January 28, 2012
On Sat, Jan 28, 2012 at 08:12:52AM -0600, Andrei Alexandrescu wrote:
> On 1/27/12 11:02 PM, H. S. Teoh wrote:
> >If you treat the attributes as components of an n-dimensional vector, then you could recast the problem as the convex hull of k hypercuboids, where each hypercuboid lies between (0,0,0,...) and (x1,x2,x3,...). The points on the convex hull then are the high-ranking points (points inside the hull are obviously suboptimal). Furthermore, the closest points to the line spanned by the vector (1,1,1,...) are the points that maximize the most number of attributes.
> >
> >If you "peel away" the points on the convex hull, then the convex hull generated by the remaining points gives you the "second class" points. Peel away those, and the convex hull gives you the "third class" points, etc..
> >
> >Granted, this isn't exactly the original problem as stated, but it seems to be closer to what you intend to achieve with your stocks example.
> 
> That's close. Closer is to use simplexes instead of hypercubes. And the space is defined by rank, not the original features.
[...]

Actually, the reason I chose hypercubes was because I was hoping that the convex hull with hypercubes in the original features' space would be equivalent (or easily massaged to be equivalent) to using simplexes in rank space.  (Although the part about the (1,1,1,...) vector may not work out quite that nicely in this case.) Otherwise it doesn't really give you a good algorithm since you'll have to precompute the ranks.


T

-- 
War doesn't prove who's right, just who's left. -- BSD Games' Fortune
January 28, 2012
Andrei Alexandrescu wrote:

> we have multiple predicates, p1, p2, ..., pk. We want to sort elements in increasing order of rank(a, p1) + ... + rank(a, pk).

Got it. Thinking ocasionally.

-manfred
January 28, 2012
On 1/28/12 10:29 AM, H. S. Teoh wrote:
> Actually, the reason I chose hypercubes was because I was hoping that
> the convex hull with hypercubes in the original features' space would be
> equivalent (or easily massaged to be equivalent) to using simplexes in
> rank space.  (Although the part about the (1,1,1,...) vector may not
> work out quite that nicely in this case.) Otherwise it doesn't really
> give you a good algorithm since you'll have to precompute the ranks.

I understand. You're up to something; if you get to prove anything in that direction, I'd be interested.
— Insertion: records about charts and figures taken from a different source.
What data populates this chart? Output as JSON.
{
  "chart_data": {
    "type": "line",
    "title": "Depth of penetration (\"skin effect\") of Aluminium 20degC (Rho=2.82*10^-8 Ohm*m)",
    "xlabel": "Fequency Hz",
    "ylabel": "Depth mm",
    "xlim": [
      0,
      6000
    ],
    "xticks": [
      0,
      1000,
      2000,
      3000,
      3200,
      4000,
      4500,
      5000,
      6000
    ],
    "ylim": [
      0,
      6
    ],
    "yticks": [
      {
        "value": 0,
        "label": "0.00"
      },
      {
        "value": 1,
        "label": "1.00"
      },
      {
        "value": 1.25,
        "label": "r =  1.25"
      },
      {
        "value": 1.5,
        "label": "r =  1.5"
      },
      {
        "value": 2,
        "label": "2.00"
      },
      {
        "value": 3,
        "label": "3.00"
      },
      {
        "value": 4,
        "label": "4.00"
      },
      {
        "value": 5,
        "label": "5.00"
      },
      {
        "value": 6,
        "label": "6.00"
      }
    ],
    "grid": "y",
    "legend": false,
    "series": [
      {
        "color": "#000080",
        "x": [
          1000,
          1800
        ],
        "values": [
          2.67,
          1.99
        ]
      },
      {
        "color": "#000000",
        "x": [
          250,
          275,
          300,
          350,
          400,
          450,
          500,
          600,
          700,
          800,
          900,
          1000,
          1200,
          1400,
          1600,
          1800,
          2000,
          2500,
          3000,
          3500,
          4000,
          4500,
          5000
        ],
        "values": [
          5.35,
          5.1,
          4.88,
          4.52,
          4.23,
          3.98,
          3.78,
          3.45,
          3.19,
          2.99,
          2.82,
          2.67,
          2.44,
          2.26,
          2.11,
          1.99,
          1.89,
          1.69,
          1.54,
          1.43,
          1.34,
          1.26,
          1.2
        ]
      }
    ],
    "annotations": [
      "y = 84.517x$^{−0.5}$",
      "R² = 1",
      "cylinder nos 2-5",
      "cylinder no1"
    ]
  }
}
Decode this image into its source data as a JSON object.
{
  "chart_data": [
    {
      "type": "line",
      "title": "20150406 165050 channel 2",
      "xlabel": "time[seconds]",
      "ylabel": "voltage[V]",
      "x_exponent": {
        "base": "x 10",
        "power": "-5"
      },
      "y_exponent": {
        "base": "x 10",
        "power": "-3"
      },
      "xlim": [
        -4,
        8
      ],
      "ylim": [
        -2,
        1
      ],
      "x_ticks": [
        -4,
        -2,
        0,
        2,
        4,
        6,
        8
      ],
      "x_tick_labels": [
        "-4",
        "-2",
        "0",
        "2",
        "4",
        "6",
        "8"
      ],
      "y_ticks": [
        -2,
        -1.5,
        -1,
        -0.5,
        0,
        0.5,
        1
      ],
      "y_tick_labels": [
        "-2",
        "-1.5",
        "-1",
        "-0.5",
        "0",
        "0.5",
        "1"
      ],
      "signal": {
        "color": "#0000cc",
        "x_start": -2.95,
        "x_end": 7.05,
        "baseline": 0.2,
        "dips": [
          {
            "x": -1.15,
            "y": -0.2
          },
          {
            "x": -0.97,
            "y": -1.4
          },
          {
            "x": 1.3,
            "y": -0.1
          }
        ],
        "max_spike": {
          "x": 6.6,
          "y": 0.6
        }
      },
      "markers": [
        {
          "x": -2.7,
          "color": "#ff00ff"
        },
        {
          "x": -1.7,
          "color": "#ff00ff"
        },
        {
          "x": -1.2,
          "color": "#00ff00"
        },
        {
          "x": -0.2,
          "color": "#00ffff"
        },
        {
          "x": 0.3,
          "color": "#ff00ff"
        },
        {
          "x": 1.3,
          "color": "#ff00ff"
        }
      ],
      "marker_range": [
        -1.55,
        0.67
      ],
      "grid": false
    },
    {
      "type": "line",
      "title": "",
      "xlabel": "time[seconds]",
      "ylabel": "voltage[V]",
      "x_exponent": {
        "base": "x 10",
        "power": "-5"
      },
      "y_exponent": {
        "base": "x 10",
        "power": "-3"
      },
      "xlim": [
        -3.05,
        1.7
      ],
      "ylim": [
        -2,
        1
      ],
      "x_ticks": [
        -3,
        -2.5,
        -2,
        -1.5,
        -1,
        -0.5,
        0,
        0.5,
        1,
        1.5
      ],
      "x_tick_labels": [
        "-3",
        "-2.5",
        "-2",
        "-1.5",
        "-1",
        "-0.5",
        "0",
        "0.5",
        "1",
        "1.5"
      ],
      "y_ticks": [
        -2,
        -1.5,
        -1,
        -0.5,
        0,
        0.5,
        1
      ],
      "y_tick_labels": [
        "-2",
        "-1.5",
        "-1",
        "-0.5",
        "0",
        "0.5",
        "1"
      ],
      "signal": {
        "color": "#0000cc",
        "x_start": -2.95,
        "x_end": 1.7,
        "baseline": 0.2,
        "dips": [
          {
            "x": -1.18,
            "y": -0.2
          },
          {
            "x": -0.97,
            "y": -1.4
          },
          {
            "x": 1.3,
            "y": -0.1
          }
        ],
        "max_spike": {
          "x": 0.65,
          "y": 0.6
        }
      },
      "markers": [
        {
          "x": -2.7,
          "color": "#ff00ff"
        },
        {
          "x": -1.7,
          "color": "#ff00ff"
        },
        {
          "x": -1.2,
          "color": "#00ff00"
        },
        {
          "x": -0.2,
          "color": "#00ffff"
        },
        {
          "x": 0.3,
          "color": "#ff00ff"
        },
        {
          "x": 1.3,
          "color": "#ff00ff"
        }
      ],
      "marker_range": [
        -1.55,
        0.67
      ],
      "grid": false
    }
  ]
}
Thanks!

Andrei
January 29, 2012
Manfred Nowak wrote:

> Population and sweep would each be linear in time.

The sweep is linear in time only, if the populatable points of the area are bount by O(n), which is not neccessary the case.

Therefore, I don't see to find in the generell case a solution faster
than
   O( n + k*log( k)),
where `n' is the number of elements of the input and `k' is the
predefined number of "best of the breed" to be sorted.